Dr. Kathie Amidei, the pastoral associate at St. Anthony on the Lake Parish, recently wrote this for the parish bulletin and shared it with the Catholic Herald.

Jacqueline Kennedy said, “If you bungle raising your children, I don’t think whatever else you do matters very much.” Her words always resonated with me as insight into the primacy of the calling of parenthood. Since children don’t come with a “how-to” manual, we all bungle things as parents from time to time. Thank goodness they are usually resilient as we learn to become moms and dads. I know you love your children more than anyone in the world and you are the conduit of God’s love in their lives.

I am in awe of how beautifully you parents function and love your children even through months of sleepless nights, juggling jobs, school and childcare schedules, endless carpooling, shopping, making and cleaning up meals, and a thousand other unselfish acts of service to your families. No wonder often we have no better analogy of God’s love than that of a parent.

You are so busy that I suspect you didn’t have time to read the most current and comprehensive research on a topic vital to your vocation, Handing Down the Faith: How Parents Pass on their Religion to the Next Generation by Dr. Christian Smith, University of Notre Dame, and Amy Adamczyk.

Can I share some research with you that might affirm your parenting choices and encourage you on the long days and tough nights in one of the most important things in life, your child’s faith?

This new national study shows that as parents, you are the most important influence on the religious and spiritual lives of your children and teens. This research, as well as a myriad of other studies, confirms that you play the leading role in shaping your child’s deepest values and the character of their religious and spiritual life, now and well after they leave home.
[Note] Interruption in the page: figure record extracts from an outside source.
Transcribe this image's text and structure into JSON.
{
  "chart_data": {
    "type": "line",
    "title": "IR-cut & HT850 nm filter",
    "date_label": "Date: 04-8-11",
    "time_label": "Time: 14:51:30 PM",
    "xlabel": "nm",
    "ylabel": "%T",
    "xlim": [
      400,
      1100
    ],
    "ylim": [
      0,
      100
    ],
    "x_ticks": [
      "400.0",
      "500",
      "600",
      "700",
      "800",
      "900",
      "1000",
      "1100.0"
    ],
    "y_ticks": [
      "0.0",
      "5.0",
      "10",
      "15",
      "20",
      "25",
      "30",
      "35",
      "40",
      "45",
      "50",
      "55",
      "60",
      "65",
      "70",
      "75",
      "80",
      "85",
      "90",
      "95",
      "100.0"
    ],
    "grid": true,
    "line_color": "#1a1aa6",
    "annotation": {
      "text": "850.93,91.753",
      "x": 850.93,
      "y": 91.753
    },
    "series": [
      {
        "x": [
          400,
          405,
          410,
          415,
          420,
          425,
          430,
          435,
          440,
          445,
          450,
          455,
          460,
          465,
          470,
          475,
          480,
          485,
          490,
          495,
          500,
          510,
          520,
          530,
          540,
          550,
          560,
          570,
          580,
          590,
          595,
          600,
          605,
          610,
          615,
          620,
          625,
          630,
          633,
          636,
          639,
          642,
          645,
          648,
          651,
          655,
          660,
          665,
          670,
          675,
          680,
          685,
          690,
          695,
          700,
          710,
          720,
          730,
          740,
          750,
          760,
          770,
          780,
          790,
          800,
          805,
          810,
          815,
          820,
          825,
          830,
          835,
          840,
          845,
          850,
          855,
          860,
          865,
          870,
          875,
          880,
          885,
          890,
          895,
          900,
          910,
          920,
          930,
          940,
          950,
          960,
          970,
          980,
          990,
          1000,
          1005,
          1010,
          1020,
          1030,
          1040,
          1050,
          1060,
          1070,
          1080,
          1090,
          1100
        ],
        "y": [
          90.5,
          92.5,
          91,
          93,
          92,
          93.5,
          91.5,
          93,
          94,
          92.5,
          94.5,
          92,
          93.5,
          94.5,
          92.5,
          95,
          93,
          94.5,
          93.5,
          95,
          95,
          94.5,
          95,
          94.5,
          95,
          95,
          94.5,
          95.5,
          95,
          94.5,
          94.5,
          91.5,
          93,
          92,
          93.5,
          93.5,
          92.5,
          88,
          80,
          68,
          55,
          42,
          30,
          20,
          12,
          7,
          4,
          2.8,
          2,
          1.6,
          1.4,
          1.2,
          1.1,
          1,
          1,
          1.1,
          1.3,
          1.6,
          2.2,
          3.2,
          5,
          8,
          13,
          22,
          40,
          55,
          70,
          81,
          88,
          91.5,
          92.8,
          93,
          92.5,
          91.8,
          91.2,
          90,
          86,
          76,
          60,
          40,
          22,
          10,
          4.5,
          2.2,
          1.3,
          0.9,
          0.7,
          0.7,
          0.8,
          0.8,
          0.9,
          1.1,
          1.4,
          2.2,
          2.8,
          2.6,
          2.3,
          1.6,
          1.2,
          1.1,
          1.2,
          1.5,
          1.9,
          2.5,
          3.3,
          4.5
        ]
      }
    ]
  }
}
In fact, some parents may be surprised to know “the single most powerful causal influence on the religious lives of American teenagers and young adults is the religious lives of their parents. Not their peers, not the media, not their youth group leaders or clergy, and not their religious schoolteachers.” If you are a parent of a teen, you might be saying, “Oh, I know I lost most of my influence when they became teens” (and they may act as if that were true). But, in most cases, these cultural illusions are not supported by the facts. Your influence as parents on their religious beliefs, practices and values lasts for decades and, in many cases, a lifetime.
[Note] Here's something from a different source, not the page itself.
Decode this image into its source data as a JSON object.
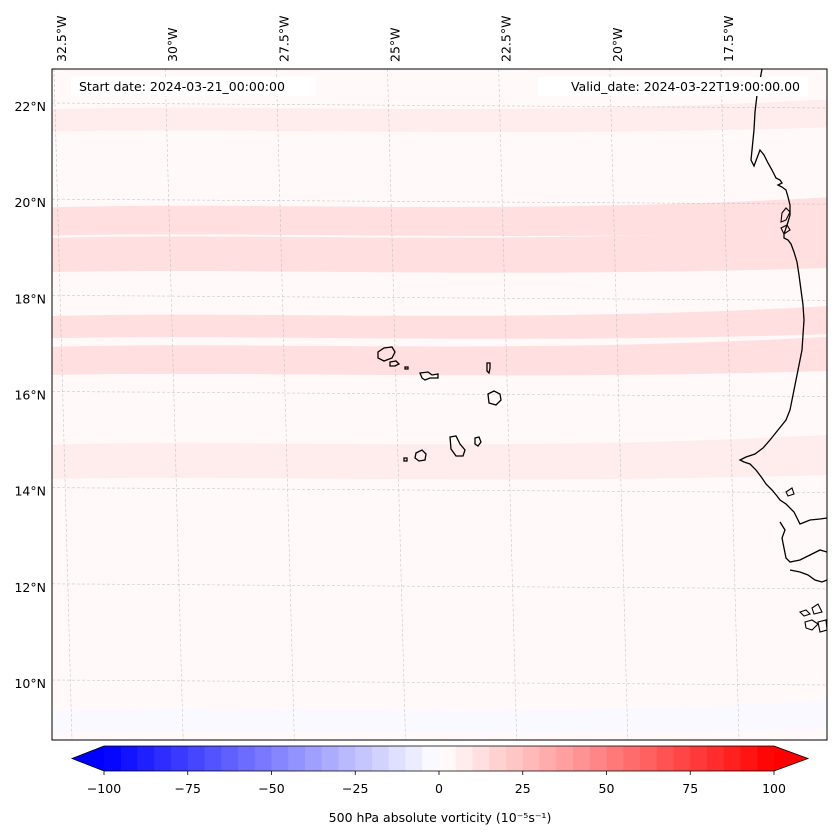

“A large body of accumulated research consistently shows that … the influence of parents in religiousness trumps every other influence, however much parents and children assume otherwise.”
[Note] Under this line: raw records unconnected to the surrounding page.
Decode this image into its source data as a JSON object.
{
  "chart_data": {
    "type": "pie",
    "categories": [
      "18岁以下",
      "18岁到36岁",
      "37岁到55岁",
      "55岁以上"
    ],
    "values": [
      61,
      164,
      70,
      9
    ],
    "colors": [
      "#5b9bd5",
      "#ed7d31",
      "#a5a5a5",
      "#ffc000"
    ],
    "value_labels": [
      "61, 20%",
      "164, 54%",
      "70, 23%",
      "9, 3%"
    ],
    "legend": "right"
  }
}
I wish this column was 10 pages long so I could share more of this fascinating study that explains why this is true. But let me share one insight — how important it is for parents to talk to their children about matters of faith during the week. When parents do this, children integrate the meaning of faith into the lived experience of life. “When parents talk naturally and substantially about religion and its place in life, throughout the week it effectively indicates to children that, in the mix of life’s many priorities and values, this stuff matters a lot. And that raises the stakes for children’s decisions about their own future religious commitments.”

As a grandparent, I look at this from a view on the balcony of the dancefloor of life. For you parents, who are dancing, I hope this gives you encouragement to know how important you are. If I could offer you two things you might consider in your parenting choices, they would be to remember you are the role model of faith and talking with your children about your faith has tremendous value.

Know that we — your Church, school, faith formation, catechists, teachers, pastor — are cheering you on and supporting you in any way we can. You are shining stars of love and faith to your children in the most important job you will ever have.